Written by Ritu S | New Delhi |
September 26, 2016 9:37:12 pm
Dandelion seeds in the morning sunlight blowing away across a fresh green background The end of a phase simply means the start of another… (Source: Thinkstock Images)

“Isn’t it queer, how it’s all gone… Yet it seems to me as if all the years I lived with him had never been real… Oh! It was wonderful! Yet it doesn’t seem any more real than a cigarette one has smoked.” (Lady Chatterley’s Lover, by DH Lawrence)

Human beings are told to ‘live in the moment’, to realise ‘the power of now’, to ‘make the most of the present’…and, yet, how does one possibly live in the present moment when it’s fleeting and fittingly called momentary or transitory (kshnabhangur).

It’s no wonder then that life has been compared to candy floss and grains of sand. When we bite into candy floss, we in fact bite into the suggestion of a candy, just as when we try to hold a fistful of grains, they slip out of our hands, silently, yet relentlessly. And so it is with our present, with every tick-tock of the second’s hand, it’s gone.

However, if it is any comfort, our life comes to us in phases. These phases give us some stability and a semblance of the present. Every phase has a few constants, such as our place of residence, place of work, the set of people that we interact with, even our set of problems seem to have a pattern in them!

On the surface, things seem to fall into a predictable and an almost rigid routine. This predictability, however, can drive us insane due to the mechanistic sort of a monotony that sets in. And, yet, despite its repetitive nature, it does offer us a sense of comfort – the comfort of the known and the familiar. Sometimes, this comfort that we draw from the known devil even gets in the way of our seeking something better or of a greater value in life.

And, yet, it is a constant conflict, to want things to change and change in a desperate way and also to hold on to the predictable way, in which our life flows. Any phase, despite all its drawbacks appeals to our instinct because we have an innate fear of the unknown. Such is the human dilemma.
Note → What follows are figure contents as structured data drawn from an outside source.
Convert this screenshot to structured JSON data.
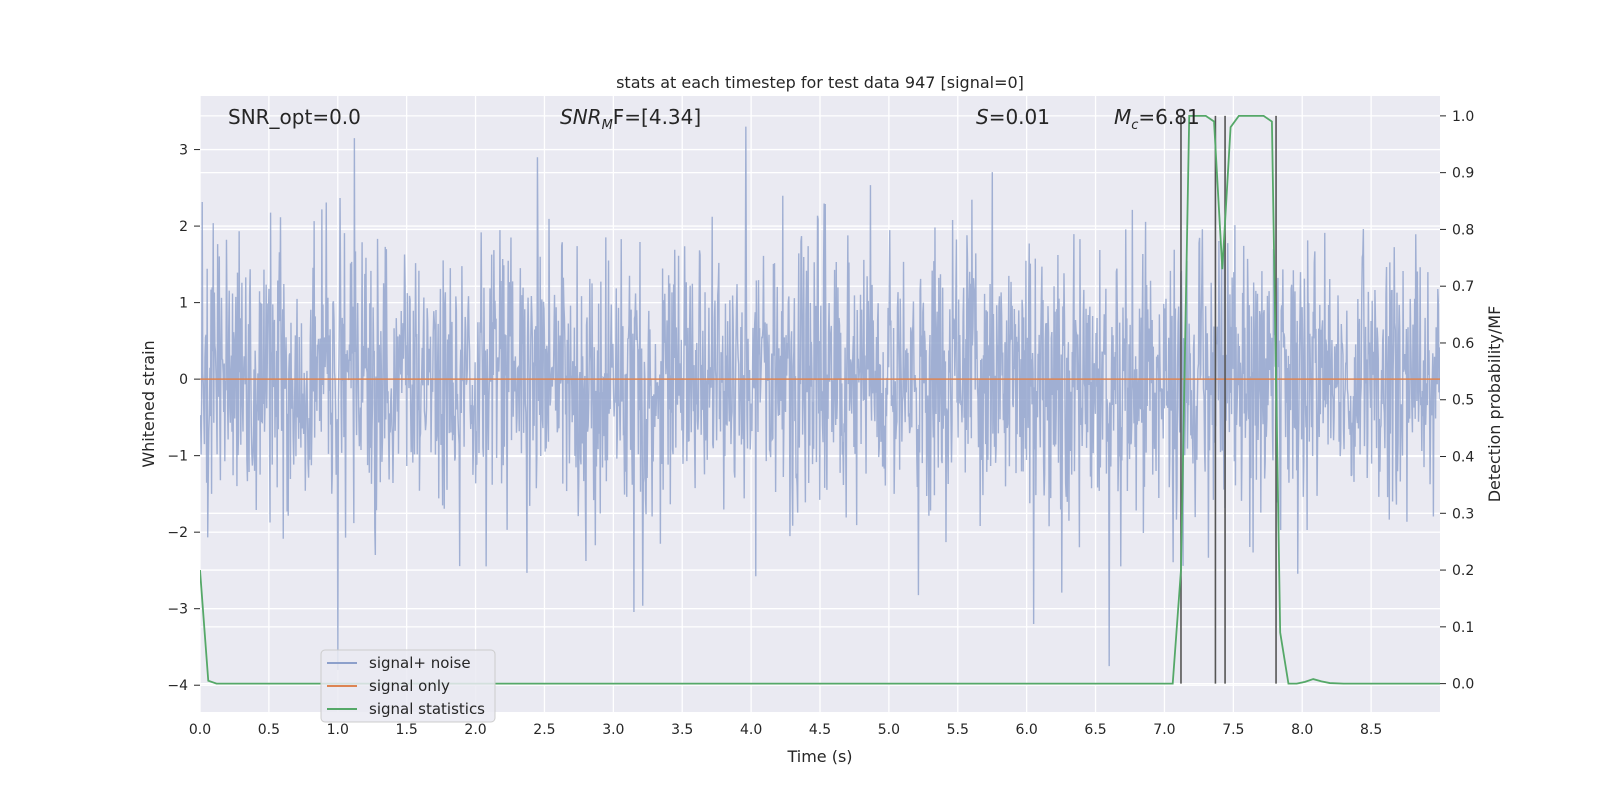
{
  "chart_data": {
    "type": "line",
    "title": "stats at each timestep for test data 947 [signal=0]",
    "xlabel": "Time (s)",
    "ylabel_left": "Whitened strain",
    "ylabel_right": "Detection probability/MF",
    "xlim": [
      0.0,
      9.0
    ],
    "ylim_left": [
      -4.35,
      3.7
    ],
    "ylim_right": [
      -0.05,
      1.035
    ],
    "x_ticks": [
      "0.0",
      "0.5",
      "1.0",
      "1.5",
      "2.0",
      "2.5",
      "3.0",
      "3.5",
      "4.0",
      "4.5",
      "5.0",
      "5.5",
      "6.0",
      "6.5",
      "7.0",
      "7.5",
      "8.0",
      "8.5"
    ],
    "y_ticks_left": [
      "−4",
      "−3",
      "−2",
      "−1",
      "0",
      "1",
      "2",
      "3"
    ],
    "y_ticks_right": [
      "0.0",
      "0.1",
      "0.2",
      "0.3",
      "0.4",
      "0.5",
      "0.6",
      "0.7",
      "0.8",
      "0.9",
      "1.0"
    ],
    "grid": true,
    "legend_position": "lower-left",
    "annotations": {
      "snr_opt": "SNR_opt=0.0",
      "snr_mf_main": "SNR",
      "snr_mf_sub": "M",
      "snr_mf_rest": "F=[4.34]",
      "s_main": "S",
      "s_rest": "=0.01",
      "mc_main": "M",
      "mc_sub": "c",
      "mc_rest": "=6.81"
    },
    "series": [
      {
        "name": "signal+ noise",
        "color": "#8da0cb",
        "description_values": {
          "sample_rate_points": 2250,
          "approx_std": 0.9,
          "min": -3.8,
          "max": 3.35
        },
        "peaks": [
          [
            1.0,
            -3.8
          ],
          [
            3.96,
            3.3
          ],
          [
            6.6,
            -3.75
          ],
          [
            1.12,
            3.15
          ],
          [
            2.45,
            2.9
          ],
          [
            6.05,
            -3.2
          ]
        ]
      },
      {
        "name": "signal only",
        "color": "#dd8452",
        "x": [
          0.0,
          9.0
        ],
        "y": [
          0.0,
          0.0
        ]
      },
      {
        "name": "signal statistics",
        "color": "#55a868",
        "x": [
          0.0,
          0.06,
          0.12,
          0.5,
          1.0,
          2.0,
          3.0,
          4.0,
          5.0,
          6.0,
          7.0,
          7.06,
          7.12,
          7.18,
          7.24,
          7.3,
          7.36,
          7.42,
          7.48,
          7.54,
          7.6,
          7.66,
          7.72,
          7.78,
          7.84,
          7.9,
          7.96,
          8.02,
          8.08,
          8.14,
          8.2,
          8.3,
          8.5,
          9.0
        ],
        "y": [
          0.2,
          0.005,
          0.0,
          0.0,
          0.0,
          0.0,
          0.0,
          0.0,
          0.0,
          0.0,
          0.0,
          0.0,
          0.2,
          1.0,
          1.0,
          1.0,
          0.99,
          0.73,
          0.98,
          1.0,
          1.0,
          1.0,
          1.0,
          0.99,
          0.09,
          0.0,
          0.0,
          0.003,
          0.008,
          0.004,
          0.001,
          0.0,
          0.0,
          0.0
        ]
      }
    ],
    "vertical_markers_s": [
      7.12,
      7.37,
      7.44,
      7.81
    ]
  }
}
But, change is the ultimate truth of life, tathata, the suchness of life, as Buddha coined it. And one fine day, the phase ends. Whether the change is for the better or for worse is insignificant and subject to personal reality. The fact of the matter is that a phase comes to an end, as all phases of our life do. All the factors that made it what it was, good, bad, ugly, have receded.

That which seemed steady as a rock and which we took as a given (for granted most of the time), to be enjoyed or endured for the rest of our life – be it a person, a situation or things…all vanish, are gone; never to repeat itself. So near yet so far, the monuments that saw the drama of our life now seem like ghost houses. There’s nothing left there for us now, just our echoes and shadows. If this isn’t maya (illusion), then what is?

All that we are left with is – our version of the past. Prettied up notions, facts that we distort to suit our current state of mind – we either under-play the challenges and overrate the advantages, or vice versa. And, yet, no harm or good can come out of it now (except, if we choose to cling to it). Once the phase is over, it’s over.

Life is changing every moment. ‘This too shall pass’ has become a part of our personal history. Buddha says: ‘Nothing here is worth clinging to’. Charai veti, charai veti – keep moving, keep moving. Past, present, future are all illusions of the mind.

Let us use this privileged human birth that enables us to seek that which is permanent in nature, beyond space, time and causation – the invisible infinite.